2. E’ stupido non ribellarsi al pregiudizio della teatralità quando la vita stessa (la quale è costituita da azioni infinitamente più impacciate, più regolate e più imprevedibili, di quelle che si svolgono nel campo dell’arte) è massima parte antiteatrale e offre anche in questa sua parte innumerevoli possibilità sceniche. Tutto è teatrale quando ha valore.
3. E’ stupido soddisfare le primitività delle folle, che alla fine vogliono vedere esaltato il personaggio simpatico e sconfitto l’antipatico.
4. E’ stupido curarsi della verosimiglianza (assurdità, questa, poiché valore e genialità non coincidono affatto con essa).
5. E’ stupido voler spiegare con una logica minuziosa tutto ciò che si rappresenta, quando anche nella vita non ci accade mai di afferrare un avvenimento interamente, con tutte le sue cause e conseguenze, perché la realtà ci vibra attorno assalendoci con raffiche di frammenti di fatti combinati tra loro, incastrati gli uni negli altri, confusi, aggrovigliati, caotizzati.
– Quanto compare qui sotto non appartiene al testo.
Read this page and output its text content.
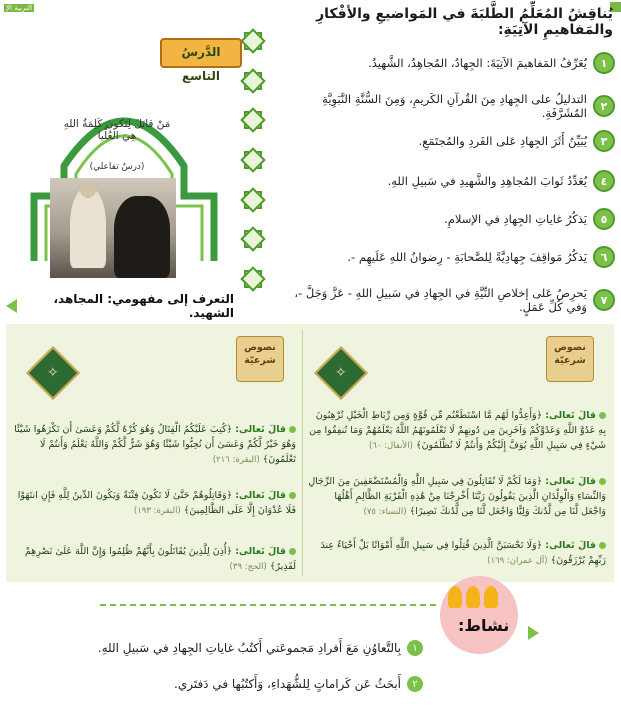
يُناقِشُ المُعَلِّمُ الطَّلبَةَ في المَواضيعِ والأفْكارِ والمَفاهيمِ الآتِيَةِ:
١
يُعَرِّفُ المَفاهيمَ الآتِيَةَ: الجِهادُ، المُجاهِدُ، الشَّهيدُ.
٢
التدليلُ على الجِهادِ مِنَ القُرآنِ الكَريمِ، وَمِنَ السُّنَّةِ النَّبَوِيَّةِ المُشَرَّفَةِ.
٣
يُبَيِّنُ أَثَرَ الجِهادِ عَلى الفَردِ والمُجتَمَعِ.
٤
يُعَدِّدُ ثَوابَ المُجاهِدِ والشَّهيدِ في سَبيلِ اللهِ.
٥
يَذكُرُ غاياتِ الجِهادِ في الإسلامِ.
٦
يَذكُرُ مَواقِفَ جِهادِيَّةً لِلصَّحابَةِ - رِضوانُ اللهِ عَلَيهِم -.
٧
يَحرِصُ عَلى إخلاصِ النِّيَّةِ في الجِهادِ في سَبيلِ اللهِ - عَزَّ وَجَلَّ -، وَفي كُلِّ عَمَلٍ.
التربية الإ
الدَّرسُ التاسع
مَنْ قاتَلَ لِتَكونَ كَلِمَةُ اللهِ هِيَ العُلْيا
(درسٌ تفاعلي)
التعرف إلى مفهومي: المجاهد، الشهيد.
نصوص
شرعيّة
✧
نصوص
شرعيّة
✧
قالَ تَعالى: ﴿وَأَعِدُّوا لَهُم مَّا اسْتَطَعْتُم مِّن قُوَّةٍ وَمِن رِّبَاطِ الْخَيْلِ تُرْهِبُونَ بِهِ عَدُوَّ اللَّهِ وَعَدُوَّكُمْ وَآخَرِينَ مِن دُونِهِمْ لَا تَعْلَمُونَهُمُ اللَّهُ يَعْلَمُهُمْ وَمَا تُنفِقُوا مِن شَيْءٍ فِي سَبِيلِ اللَّهِ يُوَفَّ إِلَيْكُمْ وَأَنتُمْ لَا تُظْلَمُونَ﴾ (الأنفال: ٦٠)
قالَ تَعالى: ﴿وَمَا لَكُمْ لَا تُقَاتِلُونَ فِي سَبِيلِ اللَّهِ وَالْمُسْتَضْعَفِينَ مِنَ الرِّجَالِ وَالنِّسَاءِ وَالْوِلْدَانِ الَّذِينَ يَقُولُونَ رَبَّنَا أَخْرِجْنَا مِنْ هَٰذِهِ الْقَرْيَةِ الظَّالِمِ أَهْلُهَا وَاجْعَل لَّنَا مِن لَّدُنكَ وَلِيًّا وَاجْعَل لَّنَا مِن لَّدُنكَ نَصِيرًا﴾ (النساء: ٧٥)
قالَ تَعالى: ﴿وَلَا تَحْسَبَنَّ الَّذِينَ قُتِلُوا فِي سَبِيلِ اللَّهِ أَمْوَاتًا بَلْ أَحْيَاءٌ عِندَ رَبِّهِمْ يُرْزَقُونَ﴾ (آل عمران: ١٦٩)
قالَ تَعالى: ﴿كُتِبَ عَلَيْكُمُ الْقِتَالُ وَهُوَ كُرْهٌ لَّكُمْ وَعَسَىٰ أَن تَكْرَهُوا شَيْئًا وَهُوَ خَيْرٌ لَّكُمْ وَعَسَىٰ أَن تُحِبُّوا شَيْئًا وَهُوَ شَرٌّ لَّكُمْ وَاللَّهُ يَعْلَمُ وَأَنتُمْ لَا تَعْلَمُونَ﴾ (البقرة: ٢١٦)
قالَ تَعالى: ﴿وَقَاتِلُوهُمْ حَتَّىٰ لَا تَكُونَ فِتْنَةٌ وَيَكُونَ الدِّينُ لِلَّهِ فَإِنِ انتَهَوْا فَلَا عُدْوَانَ إِلَّا عَلَى الظَّالِمِينَ﴾ (البقرة: ١٩٣)
قالَ تَعالى: ﴿أُذِنَ لِلَّذِينَ يُقَاتَلُونَ بِأَنَّهُمْ ظُلِمُوا وَإِنَّ اللَّهَ عَلَىٰ نَصْرِهِمْ لَقَدِيرٌ﴾ (الحج: ٣٩)
نشاط:
١
بِالتَّعاوُنِ مَعَ أَفرادِ مَجموعَتي أَكتُبُ غاياتِ الجِهادِ في سَبيلِ اللهِ.
٢
أَبحَثُ عَن كَراماتٍ لِلشُّهَداءِ، وَأَكتُبُها في دَفتَري.
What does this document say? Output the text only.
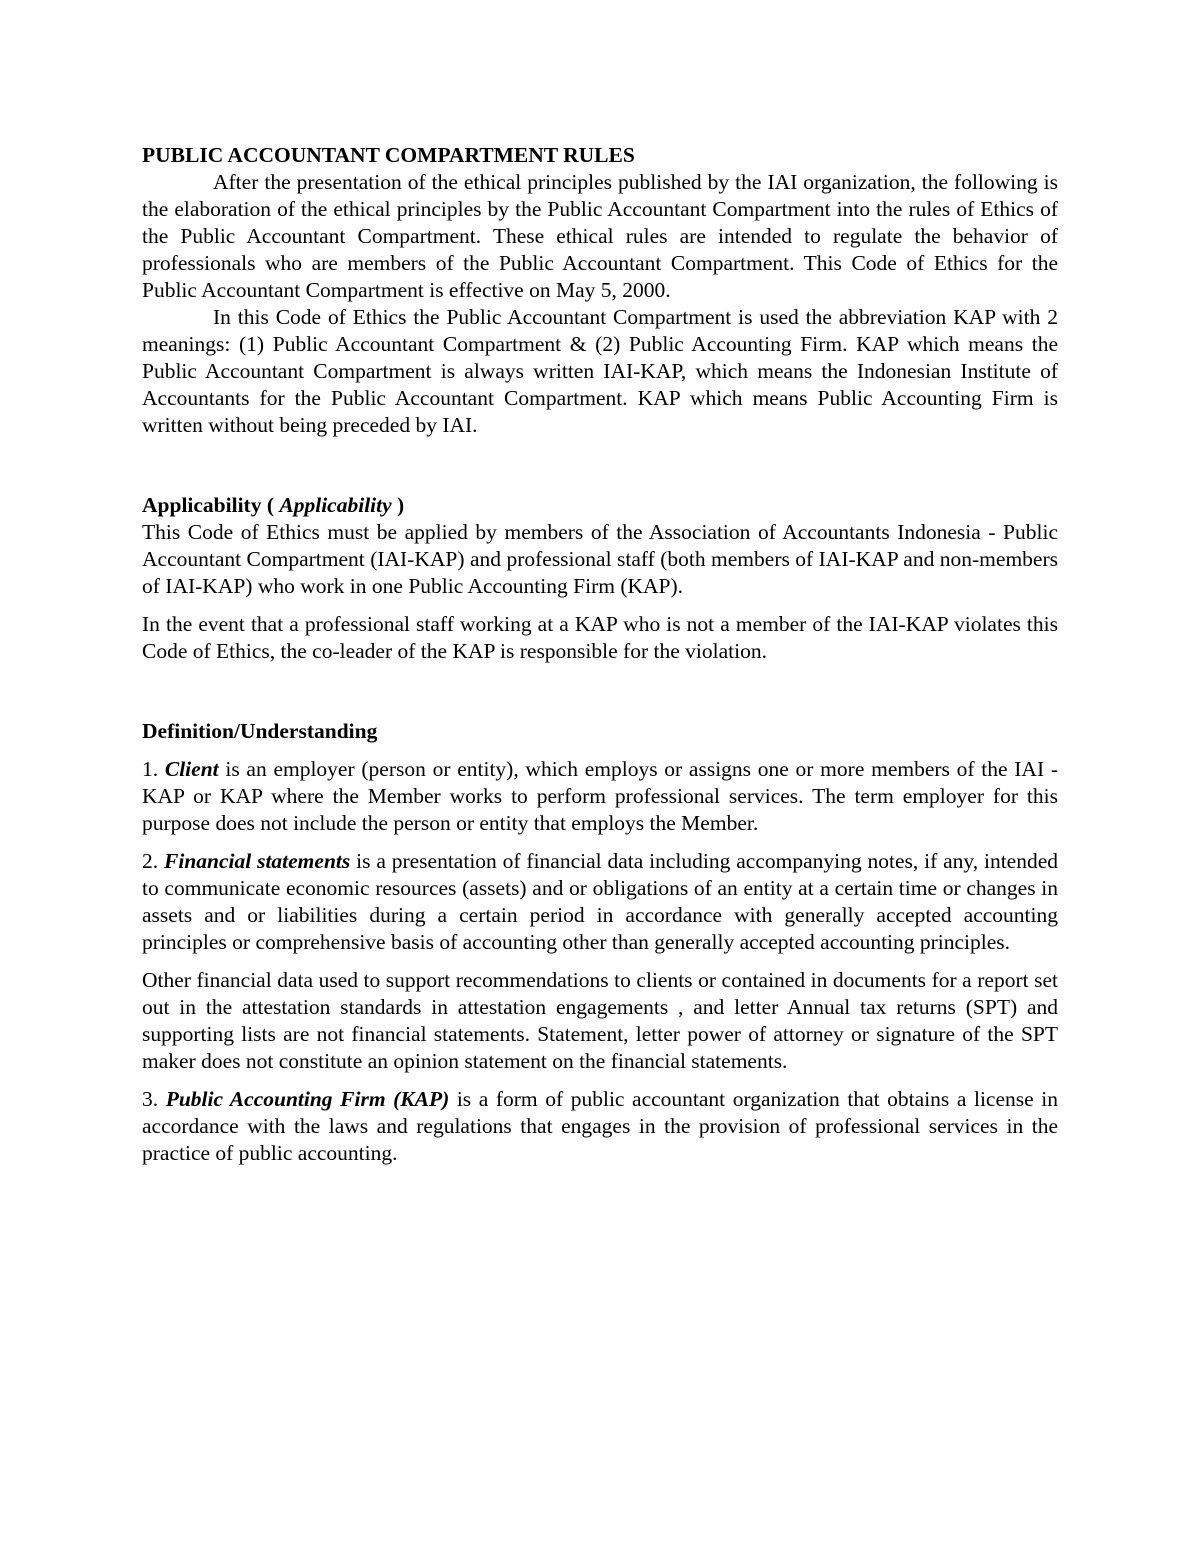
PUBLIC ACCOUNTANT COMPARTMENT RULES

After the presentation of the ethical principles published by the IAI organization, the following is the elaboration of the ethical principles by the Public Accountant Compartment into the rules of Ethics of the Public Accountant Compartment. These ethical rules are intended to regulate the behavior of professionals who are members of the Public Accountant Compartment. This Code of Ethics for the Public Accountant Compartment is effective on May 5, 2000.

In this Code of Ethics the Public Accountant Compartment is used the abbreviation KAP with 2 meanings: (1) Public Accountant Compartment & (2) Public Accounting Firm. KAP which means the Public Accountant Compartment is always written IAI-KAP, which means the Indonesian Institute of Accountants for the Public Accountant Compartment. KAP which means Public Accounting Firm is written without being preceded by IAI.

Applicability ( Applicability )

This Code of Ethics must be applied by members of the Association of Accountants Indonesia - Public Accountant Compartment (IAI-KAP) and professional staff (both members of IAI-KAP and non-members of IAI-KAP) who work in one Public Accounting Firm (KAP).

In the event that a professional staff working at a KAP who is not a member of the IAI-KAP violates this Code of Ethics, the co-leader of the KAP is responsible for the violation.

Definition/Understanding

1. Client is an employer (person or entity), which employs or assigns one or more members of the IAI - KAP or KAP where the Member works to perform professional services. The term employer for this purpose does not include the person or entity that employs the Member.

2. Financial statements is a presentation of financial data including accompanying notes, if any, intended to communicate economic resources (assets) and or obligations of an entity at a certain time or changes in assets and or liabilities during a certain period in accordance with generally accepted accounting principles or comprehensive basis of accounting other than generally accepted accounting principles.

Other financial data used to support recommendations to clients or contained in documents for a report set out in the attestation standards in attestation engagements , and letter Annual tax returns (SPT) and supporting lists are not financial statements. Statement, letter power of attorney or signature of the SPT maker does not constitute an opinion statement on the financial statements.

3. Public Accounting Firm (KAP) is a form of public accountant organization that obtains a license in accordance with the laws and regulations that engages in the provision of professional services in the practice of public accounting.
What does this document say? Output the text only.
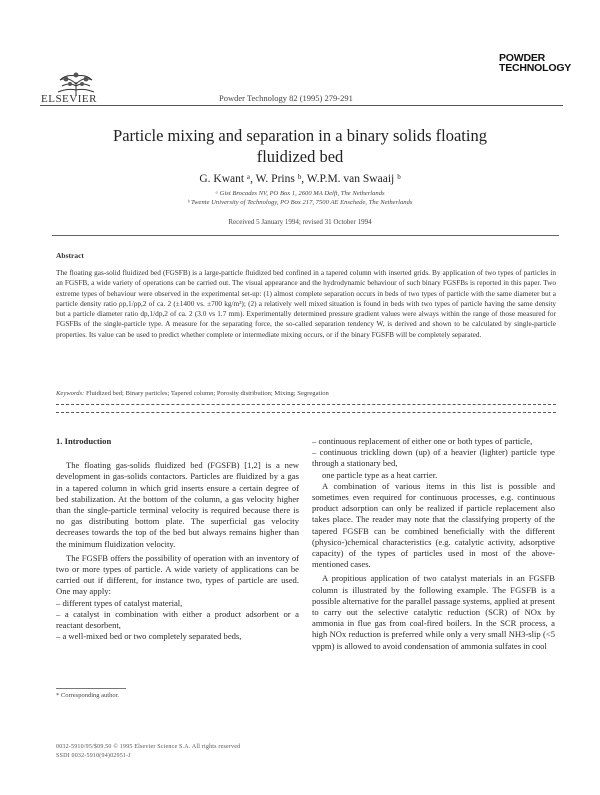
ELSEVIER	Powder Technology 82 (1995) 279-291
POWDER
TECHNOLOGY
Particle mixing and separation in a binary solids floating
fluidized bed
G. Kwant ᵃ, W. Prins ᵇ, W.P.M. van Swaaij ᵇ
ᵃ Gist Brocades NV, PO Box 1, 2600 MA Delft, The Netherlands
ᵇ Twente University of Technology, PO Box 217, 7500 AE Enschede, The Netherlands
Received 5 January 1994; revised 31 October 1994
Abstract
The floating gas-solid fluidized bed (FGSFB) is a large-particle fluidized bed confined in a tapered column with inserted grids. By application of two types of particles in an FGSFB, a wide variety of operations can be carried out. The visual appearance and the hydrodynamic behaviour of such binary FGSFBs is reported in this paper. Two extreme types of behaviour were observed in the experimental set-up: (1) almost complete separation occurs in beds of two types of particle with the same diameter but a particle density ratio ρp,1/ρp,2 of ca. 2 (±1400 vs. ±700 kg/m³); (2) a relatively well mixed situation is found in beds with two types of particle having the same density but a particle diameter ratio dp,1/dp,2 of ca. 2 (3.0 vs 1.7 mm). Experimentally determined pressure gradient values were always within the range of those measured for FGSFBs of the single-particle type. A measure for the separating force, the so-called separation tendency W, is derived and shown to be calculated by single-particle properties. Its value can be used to predict whether complete or intermediate mixing occurs, or if the binary FGSFB will be completely separated.
Keywords: Fluidized bed; Binary particles; Tapered column; Porosity distribution; Mixing; Segregation

1. Introduction

The floating gas-solids fluidized bed (FGSFB) [1,2] is a new development in gas-solids contactors. Particles are fluidized by a gas in a tapered column in which grid inserts ensure a certain degree of bed stabilization. At the bottom of the column, a gas velocity higher than the single-particle terminal velocity is required because there is no gas distributing bottom plate. The superficial gas velocity decreases towards the top of the bed but always remains higher than the minimum fluidization velocity.

The FGSFB offers the possibility of operation with an inventory of two or more types of particle. A wide variety of applications can be carried out if different, for instance two, types of particle are used. One may apply:

– different types of catalyst material,

– a catalyst in combination with either a product adsorbent or a reactant desorbent,

– a well-mixed bed or two completely separated beds,

– continuous replacement of either one or both types of particle,

– continuous trickling down (up) of a heavier (lighter) particle type through a stationary bed,

one particle type as a heat carrier.

A combination of various items in this list is possible and sometimes even required for continuous processes, e.g. continuous product adsorption can only be realized if particle replacement also takes place. The reader may note that the classifying property of the tapered FGSFB can be combined beneficially with the different (physico-)chemical characteristics (e.g. catalytic activity, adsorptive capacity) of the types of particles used in most of the above-mentioned cases.

A propitious application of two catalyst materials in an FGSFB column is illustrated by the following example. The FGSFB is a possible alternative for the parallel passage systems, applied at present to carry out the selective catalytic reduction (SCR) of NOx by ammonia in flue gas from coal-fired boilers. In the SCR process, a high NOx reduction is preferred while only a very small NH3-slip (<5 vppm) is allowed to avoid condensation of ammonia sulfates in cool

* Corresponding author.
0032-5910/95/$09.50 © 1995 Elsevier Science S.A. All rights reserved
SSDI 0032-5910(94)02951-J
Per es.: è stupido rappresentare sulla scena una contesa tra due persone sempre con ordine, con logica e con chiarezza, mentre nella nostra esperienza di vita troviamo quasi solo dei pezzi di disputa, a cui la nostra attività di uomini moderni ci ha fatto assistere per un momento in tram, in un caffè, in una stazione, e che sono rimasti cinematografati nel nostro spirito come dinamiche sinfonie frammentarie di gesti,parole rumori e luci.
6. E’ stupido sottostare alle imposizioni del crescendo, della preparazione e del massimo effetto alla fine.
7. E’ stupido lasciare imporre alla propria genialità il peso di una tecnica che tutti (anche gl’imbecilli) possono acquistare a furia di studio, di pratica e di pazienza.
8. E’ stupido rinunziare al dinamico salto nel vuoto della creazione totale fuori da tutti i campi esplorati.

Dinamico, simultaneo
cioè nato dall’improvvisazione, dalla fulminea
intuizione, dall’attualità suggestionante e rivelatrice. Noi crediamo che una cosa valga in quanto sia stata improvvisata (ore, minuti, secondi) e non preparata lungamente (mesi, anni, secoli).
Noi abbiamo una invincibile ripugnanza per il lavoro fatto a tavolino, a priori, senza tener conto dell’ambiente in cui dovrà essere rappresentato.
La maggior parte dei nostri lavori sono stati scritti in teatro. L’ambiente teatrale è per noi un serbatoio inesauribile di ispirazioni: la circolare sensazione magnetica filtrante nella nostra sensibilità dal teatro vuoto dorato e colorato in una mattinata di prova a cervello stanco, l’intonazione di un attore che ci suggerisce la possibilità di costruirvi sopra un paradossale aggregato di pensiero, un movimento di scenari che ci dà lo spunto per una sinfonia di luci, la carnosità di un’attrice che si impone alla nostra sensibilità generandovi concezioni piene di geniali scorci pletorici.
Scorazzavano per l’Italia alla testa di un eroico battaglione di comici che imponeva Elettricità e altre sintesi futuriste (ieri vive e oggi da noi superate e condannate) a pubblici che erano rivoluzioni imprigionate nelle sale. Dal Politeama Garibaldi di Palermo, al Dal Verme di Milano. I teatri italiani, avvezzi alla musoneria dei pubblici passatisti, spianavano le rughe al massaggio furibondo della folla e ridevano con sussulti di terremoto. Come dimenticare la faccia sbalordita del vecchio Fiorentini di Napoli quando si accorse con orrore che diecimila persone tentavano di sfondargli la schiena? Fraternizzavamo con gli attori. Poi, nelle notti insonni di viaggio, discutevamo frustando reciprocamente le nostre genialità al ritmo dei tunnels e delle stazioni. Il nostro teatro futurista si infischia di Shakespeare ma tien conto di un pettegolezzo di comici, si addormenta a una battuta di Ibsen, ma si entusiasma pei riflessi rossi o verdi delle poltrone, morirebbe d’ accidente a una virgola di Sofocle, ma si ferma con tenacia sulla specialissima attitudine rappresentativa di un’attrice. Noi otteniamo un dinamismo assoluto mediante la compenetrazione di ambienti e di tempi diversi. Es.: mentre in un dramma come Più che l’amore, i fatti importanti (es.: l’uccisione del biscazziere) non si muovono sulla scena, ma vengono raccontati con un’assoluta mancanza di dinamismo; mentre nel primo atto della Figlia di Jorio i fatti si muovono in un’unica scena senza balzi di spazio e di tempo, nella sintesi futurista Simultaneità vi sono due ambienti che si compenetrano e molti tempi diversi messi in azione simultaneamente.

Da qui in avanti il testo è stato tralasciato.